Chaque semaine, nous vous présentons un résumé d’une décision d’un tribunal québécois qui nous est fourni par la Société québécoise d’information juridique (SOQUIJ) et ayant un intérêt pancanadien. SOQUIJ relève du ministre de la Justice du Québec, et elle analyse, organise, enrichit et diffuse le droit au Québec.

Every week we present a summary of a decision by a Québec court provided to us by SOQUIJ and selected to be of interest to our readers throughout Canada. SOQUIJ is attached to the Québec Department of Justice and collects, analyzes, enriches, and disseminates legal information in Québec.
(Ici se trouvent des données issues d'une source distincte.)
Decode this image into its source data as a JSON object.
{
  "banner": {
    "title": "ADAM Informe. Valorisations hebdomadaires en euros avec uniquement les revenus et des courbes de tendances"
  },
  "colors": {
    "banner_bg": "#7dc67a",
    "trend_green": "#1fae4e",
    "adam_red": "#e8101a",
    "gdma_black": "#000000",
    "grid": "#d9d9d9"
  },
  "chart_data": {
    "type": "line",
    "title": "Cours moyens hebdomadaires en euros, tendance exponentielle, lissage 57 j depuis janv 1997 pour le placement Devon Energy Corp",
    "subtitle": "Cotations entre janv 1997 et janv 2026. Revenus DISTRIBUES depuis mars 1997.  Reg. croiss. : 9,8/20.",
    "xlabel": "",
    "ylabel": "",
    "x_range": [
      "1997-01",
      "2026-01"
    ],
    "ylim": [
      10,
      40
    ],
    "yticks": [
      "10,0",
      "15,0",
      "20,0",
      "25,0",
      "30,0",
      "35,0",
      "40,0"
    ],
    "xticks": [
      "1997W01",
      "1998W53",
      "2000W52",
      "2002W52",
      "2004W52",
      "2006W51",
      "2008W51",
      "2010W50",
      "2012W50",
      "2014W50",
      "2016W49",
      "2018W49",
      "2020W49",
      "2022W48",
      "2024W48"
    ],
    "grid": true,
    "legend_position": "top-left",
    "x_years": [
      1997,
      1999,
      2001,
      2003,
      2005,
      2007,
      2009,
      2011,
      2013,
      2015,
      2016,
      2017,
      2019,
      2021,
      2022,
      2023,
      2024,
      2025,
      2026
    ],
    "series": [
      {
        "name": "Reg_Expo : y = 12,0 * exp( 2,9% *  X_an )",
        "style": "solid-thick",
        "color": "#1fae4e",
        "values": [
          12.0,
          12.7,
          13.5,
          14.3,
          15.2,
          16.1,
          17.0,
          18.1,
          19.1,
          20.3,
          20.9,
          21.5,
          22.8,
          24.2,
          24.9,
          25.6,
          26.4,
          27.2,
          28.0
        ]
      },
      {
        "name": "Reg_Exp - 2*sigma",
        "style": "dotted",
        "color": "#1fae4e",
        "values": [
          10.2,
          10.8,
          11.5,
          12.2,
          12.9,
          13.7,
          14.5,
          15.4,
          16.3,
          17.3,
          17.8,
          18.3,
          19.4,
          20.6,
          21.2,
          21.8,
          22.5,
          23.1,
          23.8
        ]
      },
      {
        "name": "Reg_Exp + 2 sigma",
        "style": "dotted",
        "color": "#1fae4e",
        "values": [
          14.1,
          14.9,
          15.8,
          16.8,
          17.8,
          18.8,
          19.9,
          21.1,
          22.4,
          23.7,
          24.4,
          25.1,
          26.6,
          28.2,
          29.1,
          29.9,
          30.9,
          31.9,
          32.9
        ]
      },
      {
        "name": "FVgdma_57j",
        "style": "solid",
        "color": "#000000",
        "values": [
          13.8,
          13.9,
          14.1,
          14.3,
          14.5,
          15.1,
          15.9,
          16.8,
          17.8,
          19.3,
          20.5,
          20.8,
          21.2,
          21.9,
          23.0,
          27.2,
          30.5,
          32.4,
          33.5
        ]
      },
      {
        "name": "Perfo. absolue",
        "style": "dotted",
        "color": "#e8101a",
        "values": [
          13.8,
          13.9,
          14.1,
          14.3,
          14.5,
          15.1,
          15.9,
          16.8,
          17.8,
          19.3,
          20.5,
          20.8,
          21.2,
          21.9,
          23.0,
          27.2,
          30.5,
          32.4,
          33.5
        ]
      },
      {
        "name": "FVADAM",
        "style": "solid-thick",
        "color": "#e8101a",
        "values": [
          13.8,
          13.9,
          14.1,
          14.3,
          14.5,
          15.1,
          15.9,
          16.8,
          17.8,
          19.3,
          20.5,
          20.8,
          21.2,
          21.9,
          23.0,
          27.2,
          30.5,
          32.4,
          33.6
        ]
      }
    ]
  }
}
Énergie, Mines et Ressources : Newfoundland and Labrador Hydro n’a pas démontré que la Régie de l’énergie avait commis une erreur révisable en confirmant le calcul de la capacité de transport disponible établi par Hydro-Québec ayant mené celle-ci à conclure que la capacité du réseau québécois ne suffira pas à permettre de transporter à la fois la charge locale et une partie de l’énergie en provenance des futures centrales du Bas-Churchill (C.S.).

Intitulé :Newfoundland and Labrador Hydro c. Régie de l’énergie, 2013 QCCS 3848
Juridiction : Cour supérieure (C.S.), Montréal, 500-17-065300-116
Décision de : Juge Chantal Masse
Date : 7 août 2013

ÉNERGIE, MINES ET RESSOURCES — électricité — service de transport — Tarifs et conditions des services de transport d’Hydro-Québec — étude d’impact — calcul de la capacité de transport disponible — intention de signer une convention d’avant-projet — délai de rigueur — contrôle judiciaire.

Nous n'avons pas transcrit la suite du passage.